Вот что рассказывает композитор о строении поэмы: «Я хотел отразить в своем произведении каждую деталь прекрасной драмы Метерлинка, допустив при этом очень незначительные пропуски и перестановки некоторых сцен. По сравнению с драмой у меня больше места уделяется любовным сценам. Три основных персонажа (Мелисанда, Голо и Пеллеас) характеризуются темами в манере вагнеровских лейтмотивов, но не такими короткими. Два хроматических аккорда олицетворяют мотив судьбы, претерпевающий на протяжении поэмы ряд трансформаций. Игра Мелисанды с кольцом у фонтана отражена в скерцо (вторая часть цикла). В поэме есть еще и мотив “ревности Голо”. Очень важна сцена у балкона — Пеллеас любуется распущенными волосами Мелисанды. В сцене в подземелье (Голо и Пеллеас) впервые в музыкальной литературе применен эффект “глиссандо” у тромбонов. Первое исполнение поэмы в Вене в 1905 году под моим управлением вызвало настоящий скандал как в публике, так и среди критиков, один из которых предложил заключить меня в сумасшедший дом.

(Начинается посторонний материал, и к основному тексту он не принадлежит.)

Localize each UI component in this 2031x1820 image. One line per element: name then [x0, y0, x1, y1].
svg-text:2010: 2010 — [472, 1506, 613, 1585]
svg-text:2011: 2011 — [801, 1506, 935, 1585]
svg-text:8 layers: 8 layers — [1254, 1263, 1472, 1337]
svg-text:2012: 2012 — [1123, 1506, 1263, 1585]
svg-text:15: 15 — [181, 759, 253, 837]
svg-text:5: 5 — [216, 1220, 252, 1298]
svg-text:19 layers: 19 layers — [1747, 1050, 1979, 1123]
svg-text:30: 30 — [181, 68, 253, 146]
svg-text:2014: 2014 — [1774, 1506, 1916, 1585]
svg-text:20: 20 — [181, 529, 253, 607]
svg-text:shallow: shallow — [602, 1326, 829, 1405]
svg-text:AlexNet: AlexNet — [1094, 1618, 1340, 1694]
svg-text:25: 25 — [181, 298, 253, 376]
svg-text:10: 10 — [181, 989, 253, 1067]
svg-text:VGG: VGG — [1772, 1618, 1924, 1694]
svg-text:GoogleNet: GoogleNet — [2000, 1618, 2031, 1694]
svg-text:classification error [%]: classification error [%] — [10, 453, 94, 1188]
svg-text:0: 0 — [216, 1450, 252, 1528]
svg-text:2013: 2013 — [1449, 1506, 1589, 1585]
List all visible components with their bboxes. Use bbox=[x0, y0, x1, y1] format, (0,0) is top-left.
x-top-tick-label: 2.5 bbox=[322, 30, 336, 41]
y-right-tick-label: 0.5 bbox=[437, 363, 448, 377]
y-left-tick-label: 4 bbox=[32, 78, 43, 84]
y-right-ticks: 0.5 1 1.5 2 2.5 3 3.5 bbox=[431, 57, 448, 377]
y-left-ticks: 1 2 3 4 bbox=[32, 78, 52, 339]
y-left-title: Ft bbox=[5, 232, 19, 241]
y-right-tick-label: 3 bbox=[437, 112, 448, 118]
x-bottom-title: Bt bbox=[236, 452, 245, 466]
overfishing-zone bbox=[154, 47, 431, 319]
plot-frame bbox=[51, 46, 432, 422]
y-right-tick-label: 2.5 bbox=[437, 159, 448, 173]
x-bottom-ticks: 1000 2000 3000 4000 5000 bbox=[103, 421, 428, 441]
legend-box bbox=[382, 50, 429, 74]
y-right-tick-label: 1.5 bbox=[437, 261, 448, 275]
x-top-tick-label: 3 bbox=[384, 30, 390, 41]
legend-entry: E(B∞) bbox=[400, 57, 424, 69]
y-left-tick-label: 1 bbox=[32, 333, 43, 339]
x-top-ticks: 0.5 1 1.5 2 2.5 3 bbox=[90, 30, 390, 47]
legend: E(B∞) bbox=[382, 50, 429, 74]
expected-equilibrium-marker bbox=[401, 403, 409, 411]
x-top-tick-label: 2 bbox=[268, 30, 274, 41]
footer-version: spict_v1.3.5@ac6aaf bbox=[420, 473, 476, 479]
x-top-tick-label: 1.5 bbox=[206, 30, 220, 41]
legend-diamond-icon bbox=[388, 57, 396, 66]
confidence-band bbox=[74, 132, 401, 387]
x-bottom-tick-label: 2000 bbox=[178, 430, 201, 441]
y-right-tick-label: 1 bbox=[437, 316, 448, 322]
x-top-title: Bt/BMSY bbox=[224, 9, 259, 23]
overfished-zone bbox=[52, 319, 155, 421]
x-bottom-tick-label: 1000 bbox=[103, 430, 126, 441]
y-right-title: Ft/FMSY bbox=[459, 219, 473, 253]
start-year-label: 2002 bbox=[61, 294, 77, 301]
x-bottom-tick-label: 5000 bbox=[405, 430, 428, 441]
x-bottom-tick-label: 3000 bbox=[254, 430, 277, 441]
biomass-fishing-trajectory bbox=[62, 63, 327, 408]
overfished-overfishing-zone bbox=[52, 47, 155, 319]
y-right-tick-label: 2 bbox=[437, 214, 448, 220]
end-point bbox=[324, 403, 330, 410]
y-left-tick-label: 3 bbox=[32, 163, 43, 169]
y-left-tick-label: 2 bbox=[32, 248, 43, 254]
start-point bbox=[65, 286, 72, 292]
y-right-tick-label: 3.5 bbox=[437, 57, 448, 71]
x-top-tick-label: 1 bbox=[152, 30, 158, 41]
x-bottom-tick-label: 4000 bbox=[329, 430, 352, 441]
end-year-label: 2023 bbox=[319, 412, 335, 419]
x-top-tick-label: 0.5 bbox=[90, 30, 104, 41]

Только шесть лет спустя под управлением Оскара Фрида поэма имела большой успех и с тех пор уже не вызывала гнева аудитории».
В декабре 1912 года Шёнберг дирижировал «Пеллеасом и Мелисандой» в Петербурге в цикле симфонических концертов А. Зилоти (к тому времени его музыка уже была известна в России; первым исполнителем его фортепианных пьес на «Вечерах современной музыки» в 1911 году был С. Прокофьев). Николай Яковлевич Мясковский так откликнулся в прессе на авторское исполнение «Пеллеаса»: «...Хочется сказать несколько слов об этом изумительном художнике, впервые выпукло представшем у нас в Концертах Зилоти со своей оркестровой поэмой “Пеллеас и Мелисанда”. Сочинение это чрезвычайно длинно, очень запутано по изложению, по изобилию тематического материала, сложно и изысканно по гармонии, своеобразно по оркестровке, по темам в высшей степени необычно и причудливо, но в то же время так проникнуто какой-то внутренней железной логикой, так благородно во всех частностях, так умопомрачительно виртуозно по технической отделке и, наконец, так пламенно, что, несмотря на свою почти часовую длительность, слушается не только без скуки и утомления, но, напротив, с все возрастающим вниманием и увлечением».